Sabiendo cuál iba a ser su respuesta, le pregunté, de súbito: “¿cuál cártel?”. El conductor,
volviendo a sujetar el volante con fuerza (pude ver cómo sus azulosas venas se marcaban,
como una delgada cordillera vista desde el espacio), tembló durante unos instantes, moviendo
intermitentemente los ojos. Llegamos a otro semáforo, cuyas bombillas emitían una luz
exánime, a punto de apagarse, ubicado entre las avenidas 1 de abril y Vásquez Rojas. “pues…
Señorita…El Cártel de Jalisco Nueva Generación. O, como les dicen aquí, “Los Matazetas”,
pues, cuando surgieron, eran una filial armada del Cártel de Sinaloa y su objetivo principal era
asesinar a todos los integrantes de Los Zetas”. Me sorprendió la espontaneidad con la que
habló. No solo el tono de su voz habían cambiado, sino también rostro, que ya no estaban tan
tenso. “¿entonces, el CJNG perpetró el ataque?”, le pregunté, claramente interesa por la
conversación. “eh, sí…Sí, yo creo que ellos fueron”, respondió, otra vez con aquel nerviosismo.
Tras unos minutos de silencio absoluto, el conductor me dejó en el Parqué Olaya, en una de
cuyas esquinas había un pequeño hostal, donde iba a pasar mis próximos dos días.

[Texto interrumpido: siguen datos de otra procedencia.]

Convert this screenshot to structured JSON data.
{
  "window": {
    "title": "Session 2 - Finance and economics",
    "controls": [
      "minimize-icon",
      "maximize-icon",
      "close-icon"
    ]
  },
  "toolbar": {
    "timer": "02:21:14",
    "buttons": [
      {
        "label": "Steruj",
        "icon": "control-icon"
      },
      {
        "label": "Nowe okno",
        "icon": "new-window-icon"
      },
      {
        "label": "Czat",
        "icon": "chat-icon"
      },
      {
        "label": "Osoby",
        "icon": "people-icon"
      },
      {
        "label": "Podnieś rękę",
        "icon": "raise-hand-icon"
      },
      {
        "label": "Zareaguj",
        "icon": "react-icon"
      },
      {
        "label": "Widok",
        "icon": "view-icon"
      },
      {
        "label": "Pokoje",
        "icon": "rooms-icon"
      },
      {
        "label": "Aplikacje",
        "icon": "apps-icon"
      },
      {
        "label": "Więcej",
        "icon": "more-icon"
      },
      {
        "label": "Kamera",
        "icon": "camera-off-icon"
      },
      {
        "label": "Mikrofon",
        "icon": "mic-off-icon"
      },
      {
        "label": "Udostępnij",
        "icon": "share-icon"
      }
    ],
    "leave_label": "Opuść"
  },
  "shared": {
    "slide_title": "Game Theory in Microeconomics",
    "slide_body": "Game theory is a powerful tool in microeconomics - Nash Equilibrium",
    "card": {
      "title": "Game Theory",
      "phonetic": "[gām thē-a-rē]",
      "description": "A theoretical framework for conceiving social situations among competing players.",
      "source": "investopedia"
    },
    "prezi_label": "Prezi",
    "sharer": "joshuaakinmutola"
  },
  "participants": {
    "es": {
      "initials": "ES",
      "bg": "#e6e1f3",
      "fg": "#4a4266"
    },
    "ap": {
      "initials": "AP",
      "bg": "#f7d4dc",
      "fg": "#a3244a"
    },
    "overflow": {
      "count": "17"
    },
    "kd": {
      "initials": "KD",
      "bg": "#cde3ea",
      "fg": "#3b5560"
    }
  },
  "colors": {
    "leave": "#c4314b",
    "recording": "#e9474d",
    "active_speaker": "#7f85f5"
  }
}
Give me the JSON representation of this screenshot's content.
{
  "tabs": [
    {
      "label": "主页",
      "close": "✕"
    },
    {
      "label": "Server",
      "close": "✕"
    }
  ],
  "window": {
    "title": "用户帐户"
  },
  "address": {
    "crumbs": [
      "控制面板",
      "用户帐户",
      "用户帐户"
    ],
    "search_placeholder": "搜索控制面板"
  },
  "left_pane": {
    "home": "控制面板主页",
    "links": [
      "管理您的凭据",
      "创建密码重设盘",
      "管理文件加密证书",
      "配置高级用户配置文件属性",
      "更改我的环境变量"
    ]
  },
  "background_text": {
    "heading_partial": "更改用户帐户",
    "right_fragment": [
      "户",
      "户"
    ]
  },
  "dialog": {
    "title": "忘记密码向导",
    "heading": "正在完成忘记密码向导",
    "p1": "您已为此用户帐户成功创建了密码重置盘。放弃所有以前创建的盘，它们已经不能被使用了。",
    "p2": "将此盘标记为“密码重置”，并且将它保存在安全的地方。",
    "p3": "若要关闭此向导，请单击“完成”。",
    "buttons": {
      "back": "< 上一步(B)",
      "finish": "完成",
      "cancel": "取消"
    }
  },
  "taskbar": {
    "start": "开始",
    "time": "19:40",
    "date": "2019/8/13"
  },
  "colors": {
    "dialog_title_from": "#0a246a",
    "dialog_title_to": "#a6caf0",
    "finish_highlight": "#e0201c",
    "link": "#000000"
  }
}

Una señora canosa y de rostro arrugado, me recibió en la entrada del hostal. Le mostré mi
cédula, y sin mirarla, me dijo que mi habitación era la 304, ubicada en el piso tercero, “al fondo
a la derecha”. Sin decirme palabra, me entregó una llave plateada, sujeta por una llavero con
un logo en relieve de la Selección Mexicana de Fútbol. Subí por unas escaleras de madera
carcomida, sintiendo el crujir de mis pies bajo la madera, que daba la sensación de que, en
cualquier momento, se fuera a desmoronar. Abrí la puerta, y cerrándola despacio, con lentitud
(desde que era pequeña, cuando vivía con mi madre en las estrechas casas del barrio Vicente
Blasco Ibáñez, de Madrid, tengo una gran atracción por hacer las cosas lentamente, sin prisa,
gastando todo el tiempo del mundo en ellas. Lo importante, le decía a mi madre, es hacer las
cosas como si sintieras que nunca van a acabar).